Chomsky, in contrast, was looking for a historical precursor of his concept of deep structure versus surface structure. For example, the surface structure John and Mary are fishing is derived via a transformation from the purportedly not semantic but biological deep grammar structure John is fishing and Mary is fishing. However, historians have argued that it is not what Arnauld and Lancelot meant. Nonetheless, based on his observations and Descartes's concept of innate ideas, Chomsky eventually explained that universal grammar is an innate brain structure which stems from a genetic mutation in humans, thus reinterpreting linguistics as a biological enterprise. In his conception, dependency structures cannot be learned using reasoning, but are acquired by the child from a hypothesized language organ. The Port-Royal Grammar does not argue that people are born rational in the sense that they possess an innate rational grammar. Rather, it contends that grammatical phenomena were "invented" so that people could express their mental experiences.
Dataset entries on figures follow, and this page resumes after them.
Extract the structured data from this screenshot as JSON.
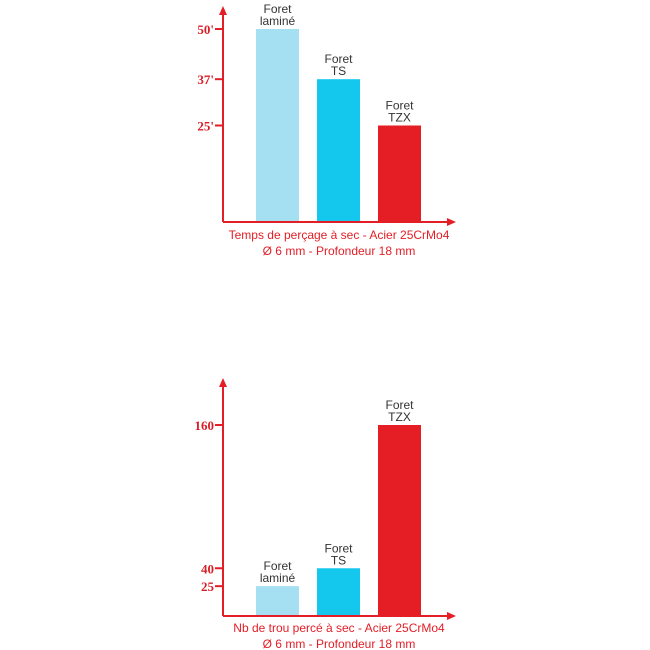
{
  "chart_data": [
    {
      "type": "bar",
      "title": "",
      "caption_lines": [
        "Temps de perçage à sec - Acier 25CrMo4",
        "Ø 6 mm - Profondeur 18 mm"
      ],
      "categories": [
        [
          "Foret",
          "laminé"
        ],
        [
          "Foret",
          "TS"
        ],
        [
          "Foret",
          "TZX"
        ]
      ],
      "values": [
        50,
        37,
        25
      ],
      "colors": [
        "#a4dff2",
        "#14c8ed",
        "#e51e25"
      ],
      "ticks": [
        {
          "value": 50,
          "label": "50'"
        },
        {
          "value": 37,
          "label": "37'"
        },
        {
          "value": 25,
          "label": "25'"
        }
      ],
      "ylim": [
        0,
        55
      ],
      "xlabel": "",
      "ylabel": ""
    },
    {
      "type": "bar",
      "title": "",
      "caption_lines": [
        "Nb de trou percé à sec - Acier 25CrMo4",
        "Ø 6 mm - Profondeur 18 mm"
      ],
      "categories": [
        [
          "Foret",
          "laminé"
        ],
        [
          "Foret",
          "TS"
        ],
        [
          "Foret",
          "TZX"
        ]
      ],
      "values": [
        25,
        40,
        160
      ],
      "colors": [
        "#a4dff2",
        "#14c8ed",
        "#e51e25"
      ],
      "ticks": [
        {
          "value": 160,
          "label": "160"
        },
        {
          "value": 40,
          "label": "40"
        },
        {
          "value": 25,
          "label": "25"
        }
      ],
      "ylim": [
        0,
        200
      ],
      "xlabel": "",
      "ylabel": ""
    }
  ]
}
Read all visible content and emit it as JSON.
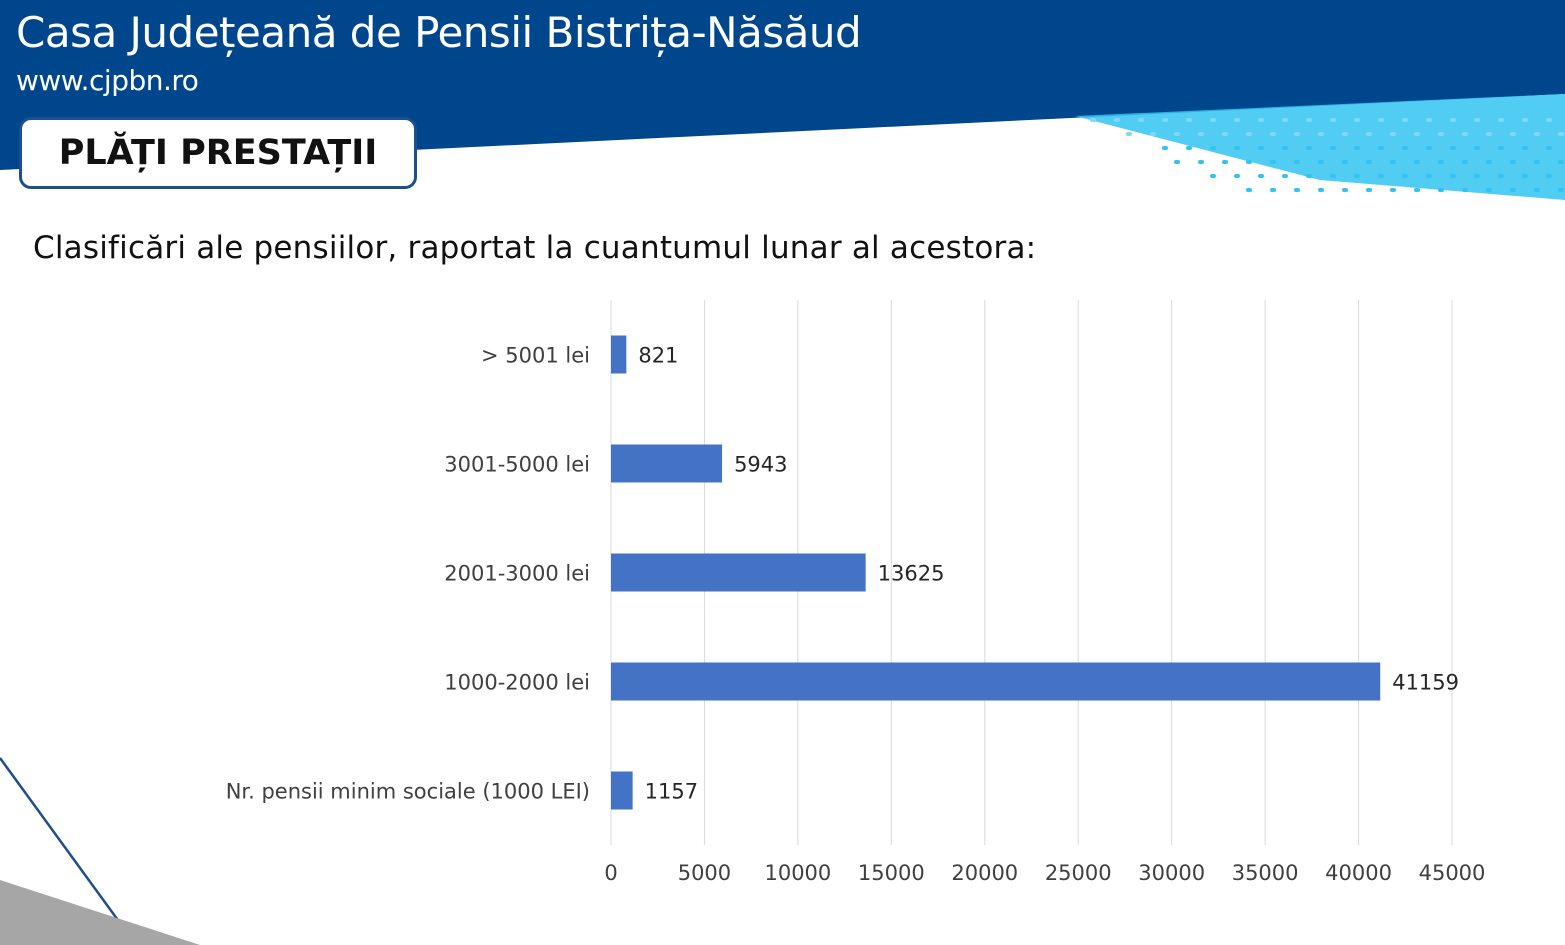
{
  "header": {
    "org_name": "Casa Județeană de Pensii Bistrița-Năsăud",
    "website": "www.cjpbn.ro"
  },
  "section_badge": {
    "label": "PLĂȚI PRESTAȚII"
  },
  "subtitle": "Clasificări ale pensiilor, raportat la cuantumul lunar al acestora:",
  "colors": {
    "header_blue": "#00468c",
    "accent_cyan": "#33c3f0",
    "bar_blue": "#4472c4",
    "grid": "#d9d9d9"
  },
  "chart_data": {
    "type": "bar",
    "orientation": "horizontal",
    "categories": [
      "> 5001 lei",
      "3001-5000 lei",
      "2001-3000 lei",
      "1000-2000 lei",
      "Nr. pensii minim sociale (1000 LEI)"
    ],
    "values": [
      821,
      5943,
      13625,
      41159,
      1157
    ],
    "data_labels": [
      "821",
      "5943",
      "13625",
      "41159",
      "1157"
    ],
    "xlim": [
      0,
      45000
    ],
    "x_ticks": [
      "0",
      "5000",
      "10000",
      "15000",
      "20000",
      "25000",
      "30000",
      "35000",
      "40000",
      "45000"
    ],
    "grid": true,
    "legend": "none",
    "title": "",
    "xlabel": "",
    "ylabel": ""
  }
}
== Editions and translations ==
- Antoine Arnauld & Claude Lancelot, Grammaire générale et raisonnée, ou La Grammaire de Port-Royal, présentée par Herbert E. Brekle, Stuttgart-Bad Cannstatt: Frommann, 1966.
- Antoine Arnauld & Claude Lancelot, General and Rational Grammar: The Port-Royal Grammar, translated by Jacques Rieux and Bernard E. Rollin, The Hague: Mouton, 1975.

== Bibliography ==
- Maria Tsiapera & Garon Wheeler, The Port-Royal Grammar: Sources and Influences, Münster: Nodus, 1993.
- Vivian Salmon, Cartesian Linguistics in The Study of Language in 17th Century England, Benjamins, 1988.
- Camiel Hamans & Pieter A.M. Seuren, Chomsky in search of a pedigree in Chomskyan (R)evolutions. Edited by Douglas A. Kibbee. Benjamins, 2010.